I was born into a dyed-in-the-wool-true-believer family and extended family and it was just a given that everyone was born a TBM. I realized very early on I was queer and “not like the other things,” so it was incredibly distressing when I realized, around age 12-13, that I was one of the sexual deviants being preached against. My parents had a hideous divorce when I was 16 (a big no-no), mom fell away from the Church, and by then I was VERY happy to stop going to boring shit meetings and pretending I was a nice little straight girl looking forward to Temple marriage and so on.

So there were a few years that we were treated as the outcast family in our town (Mom started partying after the divorce, as did I), but I don’t remember caring too much about being shunned, I was really busy with sports. There were cruddy moments of being treated badly by former friends and some neighbors, but I recall mostly feeling relieved. I left Utah two weeks after I turned 18, went back for 10 or so months in '85-86, then left for far away and never looked back.

I think I was born agnostic-atheistic, as I can’t recall ever feeling a religious glow or being truly moved by anything Church-related. What I really remember is being horribly, horribly bored in interminable meetings and wondering to myself if people really enjoyed this crap and believed in “Guys in the Skies” stuff. I spend a few years when I was in my 30s going to different churches (Catholic, Universalist, Episcopalian, etc) to see if anything moved me – nope, nada.

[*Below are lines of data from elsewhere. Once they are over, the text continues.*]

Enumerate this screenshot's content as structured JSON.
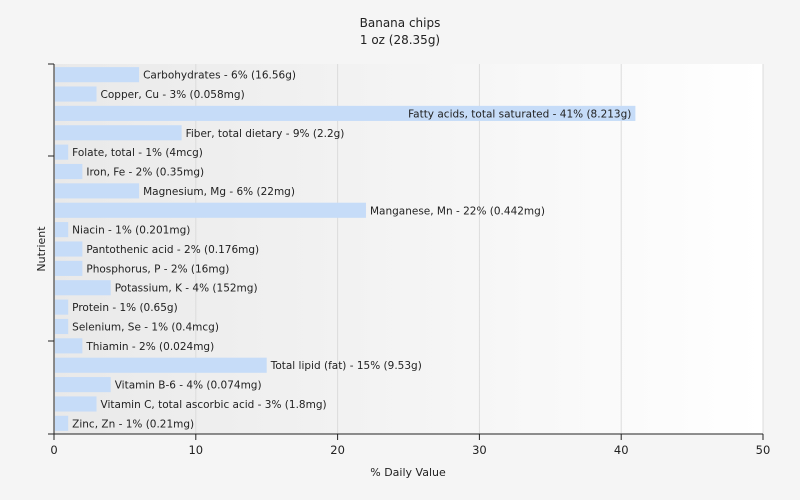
{
  "chart_data": {
    "type": "bar",
    "orientation": "horizontal",
    "title": "Banana chips",
    "subtitle": "1 oz (28.35g)",
    "xlabel": "% Daily Value",
    "ylabel": "Nutrient",
    "xlim": [
      0,
      50
    ],
    "xticks": [
      "0",
      "10",
      "20",
      "30",
      "40",
      "50"
    ],
    "grid": true,
    "bar_color": "#c6dcf8",
    "categories": [
      "Carbohydrates",
      "Copper, Cu",
      "Fatty acids, total saturated",
      "Fiber, total dietary",
      "Folate, total",
      "Iron, Fe",
      "Magnesium, Mg",
      "Manganese, Mn",
      "Niacin",
      "Pantothenic acid",
      "Phosphorus, P",
      "Potassium, K",
      "Protein",
      "Selenium, Se",
      "Thiamin",
      "Total lipid (fat)",
      "Vitamin B-6",
      "Vitamin C, total ascorbic acid",
      "Zinc, Zn"
    ],
    "values": [
      6,
      3,
      41,
      9,
      1,
      2,
      6,
      22,
      1,
      2,
      2,
      4,
      1,
      1,
      2,
      15,
      4,
      3,
      1
    ],
    "data_labels": [
      "Carbohydrates - 6% (16.56g)",
      "Copper, Cu - 3% (0.058mg)",
      "Fatty acids, total saturated - 41% (8.213g)",
      "Fiber, total dietary - 9% (2.2g)",
      "Folate, total - 1% (4mcg)",
      "Iron, Fe - 2% (0.35mg)",
      "Magnesium, Mg - 6% (22mg)",
      "Manganese, Mn - 22% (0.442mg)",
      "Niacin - 1% (0.201mg)",
      "Pantothenic acid - 2% (0.176mg)",
      "Phosphorus, P - 2% (16mg)",
      "Potassium, K - 4% (152mg)",
      "Protein - 1% (0.65g)",
      "Selenium, Se - 1% (0.4mcg)",
      "Thiamin - 2% (0.024mg)",
      "Total lipid (fat) - 15% (9.53g)",
      "Vitamin B-6 - 4% (0.074mg)",
      "Vitamin C, total ascorbic acid - 3% (1.8mg)",
      "Zinc, Zn - 1% (0.21mg)"
    ]
  }
}
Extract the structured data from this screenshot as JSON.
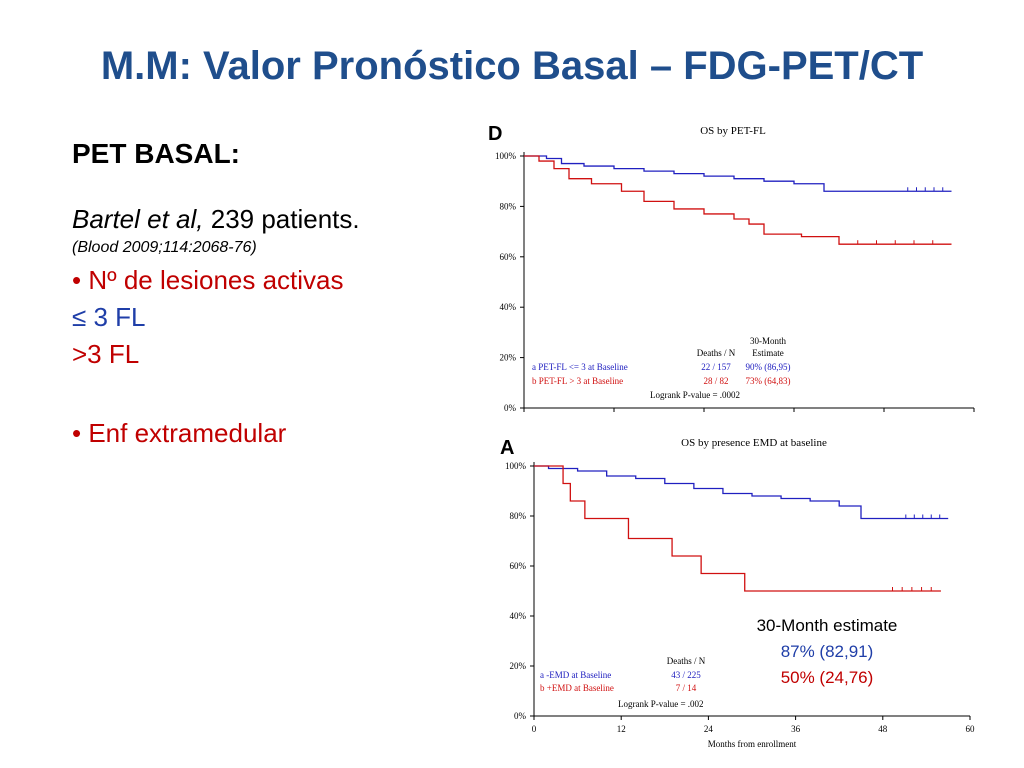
{
  "slide": {
    "title": "M.M: Valor Pronóstico Basal – FDG-PET/CT",
    "heading": "PET BASAL:",
    "study_author": "Bartel et al,",
    "study_patients": " 239 patients.",
    "reference": "(Blood 2009;114:2068-76)",
    "bullet1": "• Nº de lesiones activas",
    "fl_low": "≤ 3 FL",
    "fl_high": ">3 FL",
    "bullet2": "• Enf extramedular"
  },
  "estimate_overlay": {
    "title": "30-Month estimate",
    "blue": "87% (82,91)",
    "red": "50% (24,76)"
  },
  "colors": {
    "title": "#1f4e8c",
    "blue": "#1f3ea8",
    "red": "#c00000",
    "curve_blue": "#2020c0",
    "curve_red": "#d01010"
  },
  "chart_data": [
    {
      "type": "line",
      "panel_letter": "D",
      "title": "OS by PET-FL",
      "y_tick_labels": [
        "100%",
        "80%",
        "60%",
        "40%",
        "20%",
        "0%"
      ],
      "ylim": [
        0,
        100
      ],
      "xlim": [
        0,
        60
      ],
      "table": {
        "headers": [
          "Deaths / N",
          "30-Month Estimate"
        ],
        "header_top": "30-Month",
        "header_bottom": "Estimate",
        "rows": [
          {
            "label": "a PET-FL <= 3 at Baseline",
            "deaths_n": "22 / 157",
            "estimate": "90%  (86,95)"
          },
          {
            "label": "b PET-FL > 3 at Baseline",
            "deaths_n": "28 / 82",
            "estimate": "73%  (64,83)"
          }
        ],
        "logrank": "Logrank P-value = .0002"
      },
      "series": [
        {
          "name": "a PET-FL <= 3 at Baseline",
          "x": [
            0,
            3,
            5,
            8,
            12,
            16,
            20,
            24,
            28,
            32,
            36,
            40,
            46,
            50,
            57
          ],
          "values": [
            100,
            99,
            97,
            96,
            95,
            94,
            93,
            92,
            91,
            90,
            89,
            86,
            86,
            86,
            86
          ]
        },
        {
          "name": "b PET-FL > 3 at Baseline",
          "x": [
            0,
            2,
            4,
            6,
            9,
            13,
            16,
            20,
            24,
            28,
            30,
            32,
            37,
            42,
            57
          ],
          "values": [
            100,
            98,
            95,
            91,
            89,
            86,
            82,
            79,
            77,
            75,
            73,
            69,
            68,
            65,
            65
          ]
        }
      ]
    },
    {
      "type": "line",
      "panel_letter": "A",
      "title": "OS by presence EMD at baseline",
      "xlabel": "Months from enrollment",
      "x_tick_labels": [
        "0",
        "12",
        "24",
        "36",
        "48",
        "60"
      ],
      "x_ticks": [
        0,
        12,
        24,
        36,
        48,
        60
      ],
      "y_tick_labels": [
        "100%",
        "80%",
        "60%",
        "40%",
        "20%",
        "0%"
      ],
      "ylim": [
        0,
        100
      ],
      "xlim": [
        0,
        60
      ],
      "table": {
        "headers": [
          "Deaths / N"
        ],
        "rows": [
          {
            "label": "a -EMD at Baseline",
            "deaths_n": "43 / 225"
          },
          {
            "label": "b +EMD at Baseline",
            "deaths_n": "7 / 14"
          }
        ],
        "logrank": "Logrank P-value = .002"
      },
      "series": [
        {
          "name": "a -EMD at Baseline",
          "x": [
            0,
            2,
            6,
            10,
            14,
            18,
            22,
            26,
            30,
            34,
            38,
            42,
            45,
            50,
            57
          ],
          "values": [
            100,
            99,
            98,
            96,
            95,
            93,
            91,
            89,
            88,
            87,
            86,
            84,
            79,
            79,
            79
          ]
        },
        {
          "name": "b +EMD at Baseline",
          "x": [
            0,
            4,
            5,
            7,
            13,
            19,
            23,
            29,
            40,
            48,
            56
          ],
          "values": [
            100,
            93,
            86,
            79,
            71,
            64,
            57,
            50,
            50,
            50,
            50
          ]
        }
      ]
    }
  ]
}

Heh, the boring, interminable shit meetings. I spent all those reading books. And not the boring shit religious books either - proper fiction-that-admits-to-being-fiction books. (My parents made the mistake of letting me read kid books to keep me quiet as a two/three year old, and there never was an obvious time to stop me doing it later. :D)

Two words that strike fear into any ex-Mormon who gets bored easily: Sacrament Meeting. In my day some of these suckers were nearly three hours long (and followed by Sunday School).

At least Catholics get to stand, kneel, and do other audience participation activities and you’re generally imprisoned for just an hour.

Me too, plus a lot of drawing.

I fear them not, because I didn’t get bored - I read!

It occurs to me that being allowed to engage in, well, disengaging activities during such meetings might aid people in staying aloof to TBM syndrome. While I noted earlier that the mormon church doesn’t engage in most of the hardcore traditional brainwashing techniques, paying attention during those meetings and singing the songs and bowing head for those prayers are as close as mormonism comes to ‘one of us’ behaviors. I’m sure that my being allowed to essentially tune them out was contributory to my ease in shrugging off the whole kit and kaboodle.

Smart observations about “one of us” behaviors. I’ve always wondered how many folks born into Utah Mormonism really, really believe and how many just find it the easiest way to fit in and roll along with life. If one is of the unquestioning ilk I suppose it can be a good life, filled with mostly predictable happenings.

We were never given a choice about attending church, getting baptized, assuming the priesthood, etc. There were never conversations about belief, it was just a given that you were amongst God’s chosen, so why question anything?

I’ve not a single doubt that my maternal grandparents were true believers; on my dad’s side his father, uncles, and brothers went through the motions on Sunday and drank coffee (and some smoked!!) down at the truck stop on weekday mornings with the other good ol’ boys.